ABSTRACT

A significant part of writing and public attention on Aztlán especially since the proclamation of El Plan Espiritual de Aztlán has been concerned with where Aztlán was. Was it in a specific geographical location in northern Mexico or somewhere in the Southwestern part of the United States or lodged in the hearts and minds of our Mexica (generally known as Aztecs) forbears and now Mexican Americans? Even when Aztlán is viewed more broadly in terms of art, migratory space or cultural contact a preoccupation with the geographical location of the Aztec place of origins is evident. For instance in the landmark book The Road to Aztlán: Art from a Mythic Homeland (2001) that accompanied a stunning art exhibition of the same name at LACMA (Los Angeles County Museum of Art 2001), the editors achieved a near magic trick by both ‘deterritorializing’ and ‘reterritorializing’ Aztlán. On the one hand, they included essays and art that encompassed the American Southwest and portions of Mexico showing that Aztlán is not a specific historical location at all but refers to a huge geographical area where people, objects, ideas, and meanings traveled and were exchanged over enormous distances and punishing terrain.
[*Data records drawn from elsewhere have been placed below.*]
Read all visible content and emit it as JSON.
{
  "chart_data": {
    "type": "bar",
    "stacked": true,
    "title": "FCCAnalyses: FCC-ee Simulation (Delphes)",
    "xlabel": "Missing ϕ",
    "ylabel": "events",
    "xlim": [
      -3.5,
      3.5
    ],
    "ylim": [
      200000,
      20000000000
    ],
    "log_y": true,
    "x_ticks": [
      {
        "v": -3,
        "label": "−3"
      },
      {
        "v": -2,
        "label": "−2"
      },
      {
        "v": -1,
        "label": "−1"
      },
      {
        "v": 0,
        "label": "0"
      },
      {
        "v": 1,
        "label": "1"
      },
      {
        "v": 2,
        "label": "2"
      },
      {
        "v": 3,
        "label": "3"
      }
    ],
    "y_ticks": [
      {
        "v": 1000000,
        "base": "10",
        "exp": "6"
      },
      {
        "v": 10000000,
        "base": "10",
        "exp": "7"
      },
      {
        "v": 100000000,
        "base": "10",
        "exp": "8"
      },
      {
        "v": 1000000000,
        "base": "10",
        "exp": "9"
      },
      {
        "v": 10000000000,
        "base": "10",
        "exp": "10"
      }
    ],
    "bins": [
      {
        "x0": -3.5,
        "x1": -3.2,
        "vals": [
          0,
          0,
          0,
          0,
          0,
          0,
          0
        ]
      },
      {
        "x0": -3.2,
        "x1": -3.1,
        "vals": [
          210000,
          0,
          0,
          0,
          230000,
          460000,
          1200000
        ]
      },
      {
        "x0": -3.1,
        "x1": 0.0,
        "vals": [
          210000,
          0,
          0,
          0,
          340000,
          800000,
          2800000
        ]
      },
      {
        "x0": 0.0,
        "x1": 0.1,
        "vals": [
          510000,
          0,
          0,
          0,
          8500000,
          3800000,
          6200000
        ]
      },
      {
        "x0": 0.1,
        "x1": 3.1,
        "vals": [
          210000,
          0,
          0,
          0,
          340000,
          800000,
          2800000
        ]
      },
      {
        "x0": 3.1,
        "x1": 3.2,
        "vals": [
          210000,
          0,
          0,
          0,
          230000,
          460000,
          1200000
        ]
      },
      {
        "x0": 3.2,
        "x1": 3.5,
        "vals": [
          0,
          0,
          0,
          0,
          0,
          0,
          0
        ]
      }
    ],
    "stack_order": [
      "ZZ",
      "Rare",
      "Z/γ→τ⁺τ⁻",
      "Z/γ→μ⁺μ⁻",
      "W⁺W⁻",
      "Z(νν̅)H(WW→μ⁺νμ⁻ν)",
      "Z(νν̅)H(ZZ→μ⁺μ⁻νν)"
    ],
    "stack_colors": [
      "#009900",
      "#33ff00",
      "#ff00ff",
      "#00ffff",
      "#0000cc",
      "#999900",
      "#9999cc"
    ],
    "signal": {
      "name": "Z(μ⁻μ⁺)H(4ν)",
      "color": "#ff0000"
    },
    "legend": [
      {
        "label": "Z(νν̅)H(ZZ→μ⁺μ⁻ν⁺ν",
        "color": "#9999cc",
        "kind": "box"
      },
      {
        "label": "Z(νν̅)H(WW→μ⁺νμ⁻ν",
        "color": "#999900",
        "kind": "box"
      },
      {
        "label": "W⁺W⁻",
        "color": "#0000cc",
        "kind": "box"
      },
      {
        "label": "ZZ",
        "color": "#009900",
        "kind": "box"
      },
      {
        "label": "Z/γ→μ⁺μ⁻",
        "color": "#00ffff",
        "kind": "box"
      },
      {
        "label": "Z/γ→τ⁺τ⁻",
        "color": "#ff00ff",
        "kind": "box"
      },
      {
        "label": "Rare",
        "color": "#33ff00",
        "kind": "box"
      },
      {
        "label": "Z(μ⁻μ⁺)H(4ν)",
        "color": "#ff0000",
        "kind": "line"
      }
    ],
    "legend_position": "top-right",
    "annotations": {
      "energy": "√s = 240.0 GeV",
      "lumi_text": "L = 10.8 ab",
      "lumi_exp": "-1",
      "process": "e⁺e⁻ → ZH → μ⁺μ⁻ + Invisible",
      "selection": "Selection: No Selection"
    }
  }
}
On the other hand, in the last section of the book we see Aztlán “re-territorialized” in a series of specific Chicano locations where artworks in exhibitions and public walls in various Chicano and other communities show that multiple but specific Mexican American homelands, Aztláns all, exist. As one cultural critic says Aztlán refers “to all those places where there is a strong Mexican and Chicano/a cultural presence” (Fields & Zamudio-Taylor 2001, p. 42).